САЙТ ГОДЛИТЕРАТУРЫ.РФ ФУНКЦИОНИРУЕТ ПРИ ФИНАНСОВОЙ ПОДДЕРЖКЕ МИНИСТЕРСТВА ЦИФРОВОГО РАЗВИТИЯ.

«Он пугает, а мне не страшно». У Павла Басинского вышла новая книга «Леонид Андреев: Герцог Лоренцо»

Читаем фрагмент новой книги

Коллаж: ГодЛитературы.РФ
Коллаж: ГодЛитературы.РФ

Текст: Анастасия Кейзерова/РГ

Новую серию «Жизнь известных людей» в «Редакции Елены Шубиной» открыла книга Павла Басинского про одного из самых ярких и загадочных писателей Серебряного века - «Леонид Андреев: Герцог Лоренцо». Его называли «реалистом», «символистом», «мистическим анархистом», но так и не смогли подобрать ему точного определения. «Эта книга не является исчерпывающей биографией Леонида Андреева, - пишет в предисловии Павел Басинский. - Я написал о том Андрееве, которого люблю, хотя он меня и пугает. Мне, в отличие от Толстого, сказавшего о нем "он пугает, а мне не страшно", - бывало страшно».
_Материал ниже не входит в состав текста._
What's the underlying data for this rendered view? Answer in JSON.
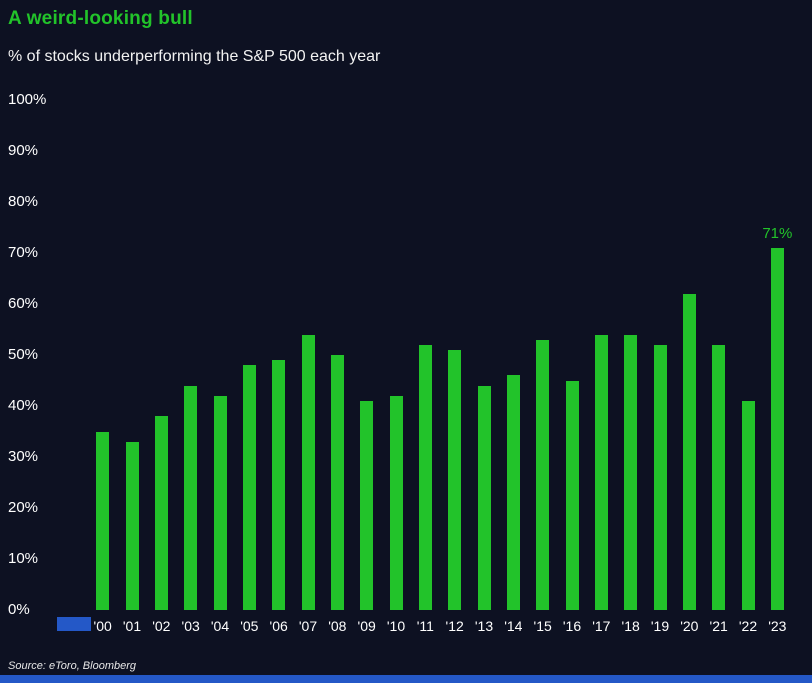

«РГ» публикует отрывок из книги.

Герцог Лоренцо (фрагмент)

После смерти жены Шуры жизнь Леонида Андреева словно разломилась надвое. Многие знавшие его люди отмечали, что это был уже какой-то другой Андреев. Впрочем, опасения, что он не выдержит этой потери и сопьется, или сойдет с ума, или покончит с собой, слава Богу, не оправдались. Орловский характер, закаленный годами бед и лишений, но не сломленный ими, победил.
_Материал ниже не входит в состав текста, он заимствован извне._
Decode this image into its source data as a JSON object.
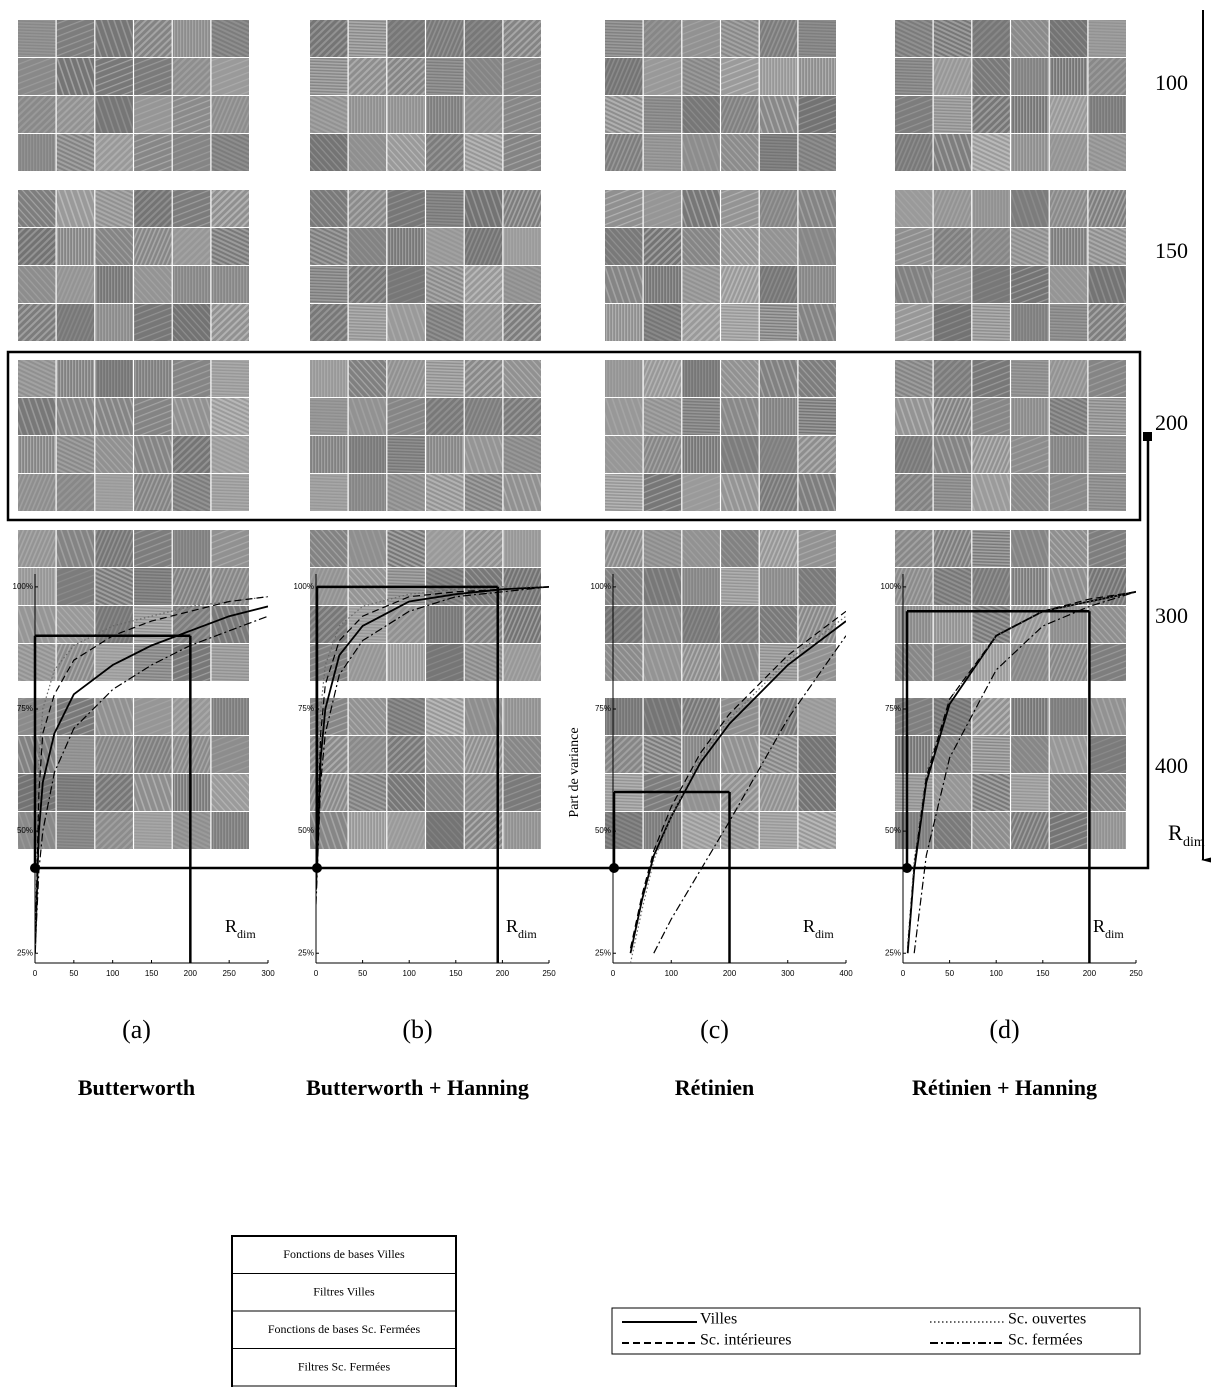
{
  "rdim_axis": {
    "main": "R",
    "sub": "dim",
    "ticks": [
      100,
      150,
      200,
      300,
      400
    ]
  },
  "chart_data": [
    {
      "type": "line",
      "title": "Butterworth",
      "panel": "(a)",
      "annotation": {
        "main": "R",
        "sub": "dim"
      },
      "x": [
        0,
        5,
        10,
        25,
        50,
        100,
        150,
        200,
        250,
        300
      ],
      "xlim": [
        0,
        300
      ],
      "xticks": [
        0,
        50,
        100,
        150,
        200,
        250,
        300
      ],
      "ylim": [
        23,
        101
      ],
      "yticks": [
        {
          "value": 25,
          "label": "25%"
        },
        {
          "value": 50,
          "label": "50%"
        },
        {
          "value": 75,
          "label": "75%"
        },
        {
          "value": 100,
          "label": "100%"
        }
      ],
      "rdim_marker": {
        "x": 200,
        "y": 90
      },
      "series": [
        {
          "name": "Villes",
          "color": "#000000",
          "style": "solid",
          "values": [
            25,
            50,
            60,
            70,
            78,
            84,
            88,
            91,
            94,
            96
          ]
        },
        {
          "name": "Sc. ouvertes",
          "color": "#666666",
          "style": "dotted",
          "values": [
            25,
            65,
            75,
            83,
            88,
            92,
            94,
            96,
            97,
            98
          ]
        },
        {
          "name": "Sc. intérieures",
          "color": "#000000",
          "style": "dashed",
          "values": [
            25,
            58,
            70,
            78,
            85,
            90,
            93,
            95,
            97,
            98
          ]
        },
        {
          "name": "Sc. fermées",
          "color": "#000000",
          "style": "dashdot",
          "values": [
            25,
            42,
            50,
            62,
            71,
            79,
            84,
            88,
            91,
            94
          ]
        }
      ]
    },
    {
      "type": "line",
      "title": "Butterworth + Hanning",
      "panel": "(b)",
      "annotation": {
        "main": "R",
        "sub": "dim"
      },
      "x": [
        0,
        5,
        10,
        25,
        50,
        100,
        150,
        200,
        250
      ],
      "xlim": [
        0,
        250
      ],
      "xticks": [
        0,
        50,
        100,
        150,
        200,
        250
      ],
      "ylim": [
        23,
        101
      ],
      "yticks": [
        {
          "value": 25,
          "label": "25%"
        },
        {
          "value": 50,
          "label": "50%"
        },
        {
          "value": 75,
          "label": "75%"
        },
        {
          "value": 100,
          "label": "100%"
        }
      ],
      "rdim_marker": {
        "x": 195,
        "y": 100
      },
      "series": [
        {
          "name": "Villes",
          "color": "#000000",
          "style": "solid",
          "values": [
            38,
            65,
            75,
            86,
            92,
            97,
            98.5,
            99.5,
            100
          ]
        },
        {
          "name": "Sc. ouvertes",
          "color": "#666666",
          "style": "dotted",
          "values": [
            45,
            75,
            84,
            92,
            96,
            98.5,
            99.5,
            100,
            100
          ]
        },
        {
          "name": "Sc. intérieures",
          "color": "#000000",
          "style": "dashed",
          "values": [
            40,
            70,
            80,
            89,
            94,
            98,
            99,
            99.5,
            100
          ]
        },
        {
          "name": "Sc. fermées",
          "color": "#000000",
          "style": "dashdot",
          "values": [
            35,
            60,
            70,
            82,
            89,
            95,
            98,
            99,
            100
          ]
        }
      ]
    },
    {
      "type": "line",
      "title": "Rétinien",
      "panel": "(c)",
      "ylabel": "Part de variance",
      "annotation": {
        "main": "R",
        "sub": "dim"
      },
      "x": [
        0,
        30,
        50,
        70,
        100,
        150,
        200,
        300,
        400
      ],
      "xlim": [
        0,
        400
      ],
      "xticks": [
        0,
        100,
        200,
        300,
        400
      ],
      "ylim": [
        23,
        101
      ],
      "yticks": [
        {
          "value": 25,
          "label": "25%"
        },
        {
          "value": 50,
          "label": "50%"
        },
        {
          "value": 75,
          "label": "75%"
        },
        {
          "value": 100,
          "label": "100%"
        }
      ],
      "rdim_marker": {
        "x": 200,
        "y": 58
      },
      "series": [
        {
          "name": "Villes",
          "color": "#000000",
          "style": "solid",
          "values": [
            null,
            25,
            36,
            45,
            53,
            64,
            72,
            84,
            93
          ]
        },
        {
          "name": "Sc. ouvertes",
          "color": "#666666",
          "style": "dotted",
          "values": [
            null,
            23,
            34,
            44,
            53,
            65,
            73,
            85,
            94
          ]
        },
        {
          "name": "Sc. intérieures",
          "color": "#000000",
          "style": "dashed",
          "values": [
            null,
            26,
            37,
            46,
            55,
            66,
            74,
            86,
            95
          ]
        },
        {
          "name": "Sc. fermées",
          "color": "#000000",
          "style": "dashdot",
          "values": [
            null,
            null,
            null,
            25,
            32,
            42,
            52,
            73,
            90
          ]
        }
      ]
    },
    {
      "type": "line",
      "title": "Rétinien + Hanning",
      "panel": "(d)",
      "annotation": {
        "main": "R",
        "sub": "dim"
      },
      "x": [
        0,
        5,
        12,
        25,
        50,
        100,
        150,
        200,
        250
      ],
      "xlim": [
        0,
        250
      ],
      "xticks": [
        0,
        50,
        100,
        150,
        200,
        250
      ],
      "ylim": [
        23,
        101
      ],
      "yticks": [
        {
          "value": 25,
          "label": "25%"
        },
        {
          "value": 50,
          "label": "50%"
        },
        {
          "value": 75,
          "label": "75%"
        },
        {
          "value": 100,
          "label": "100%"
        }
      ],
      "rdim_marker": {
        "x": 200,
        "y": 95
      },
      "series": [
        {
          "name": "Villes",
          "color": "#000000",
          "style": "solid",
          "values": [
            null,
            25,
            42,
            60,
            76,
            90,
            95,
            97,
            99
          ]
        },
        {
          "name": "Sc. ouvertes",
          "color": "#666666",
          "style": "dotted",
          "values": [
            null,
            27,
            44,
            62,
            77,
            90,
            95,
            97,
            99
          ]
        },
        {
          "name": "Sc. intérieures",
          "color": "#000000",
          "style": "dashed",
          "values": [
            null,
            26,
            43,
            61,
            77,
            90,
            95,
            97.5,
            99
          ]
        },
        {
          "name": "Sc. fermées",
          "color": "#000000",
          "style": "dashdot",
          "values": [
            null,
            null,
            25,
            45,
            65,
            83,
            92,
            96,
            99
          ]
        }
      ]
    }
  ],
  "legend_table": [
    "Fonctions de bases Villes",
    "Filtres Villes",
    "Fonctions de bases Sc. Fermées",
    "Filtres Sc. Fermées"
  ]
}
В творческом плане он стал даже плодовитее. Пишет крупные произведения: повесть «Мои записки», романы «Сашка Жегулев», «Дневник Сатаны». После драмы «Жизнь человека», поставленной сначала Всеволодом Мейерхольдом в театре В.Ф. Комиссаржевской, а затем в Московском художественном театре Константином Станиславским и имевшей там грандиозный успех, одна за другой появляются его новые пьесы: «Царь Голод», «Черные маски», «Анатэма», «Дни нашей жизни», «Екатерина Ивановна», «Самсон в оковах» и другие. Вместе с Чеховым и Горьким он становится самым востребованным драматургом своего времени и, по сути, создателем своего, андреевского театра.

Никогда прежде он не был так активен за пределами своей личной и творческой жизни. Попытка редактировать сборники товарищества «Знание», составление альманахов издательства «Шиповник» и руководство литературным отделом газеты «Русская воля» - только наиболее заметные вехи его общественной работы.

Именно во второй половине своей жизни он заявляет себя как незаурядный политический публицист. Во время русско-германской войны, в период Февральской и Октябрьской революций и Гражданской войны он пишет целый ряд статей и воззваний, в которых нет и следа от прежнего Андреева, принципиально не способного утвердиться на какой-то определенной общественно-политической позиции и даже страдавшего от этой своей неопределенности.

Названия его статей этого времени не говорят, а кричат: «Путь красных знамен», «Убийцы и судьи», «Перед задачами времени», «Призыв», «Гибель», «К тебе, солдат!». После Октябрьской революции, оказавшись в финской эмиграции, он в 1919 году пишет статью «SOS» (Спасите наши души), призывая государства Антанты, бывших союзников России по антигерманской коалиции, вмешаться в русские дела, не уклоняться от своих союзнических обязательств. Помочь России выйти из кровавого хаоса он призывает и весь цивилизованный мир.

Можно не принимать политические взгляды Андреева на русско-германскую войну, революцию и Гражданскую войну. (Кстати, его статья не была услышана ни русской эмиграцией, ни мировыми правительствами, и вовсе не она мотивировала их к прямой интервенции в Россию, а совсем другие интересы.) Но в своем глубинном человеческом пафосе он был прав. Мир раскололся, ощетинился. Наступила эпоха «крушения гуманизма», о котором говорил его современник Александр Блок.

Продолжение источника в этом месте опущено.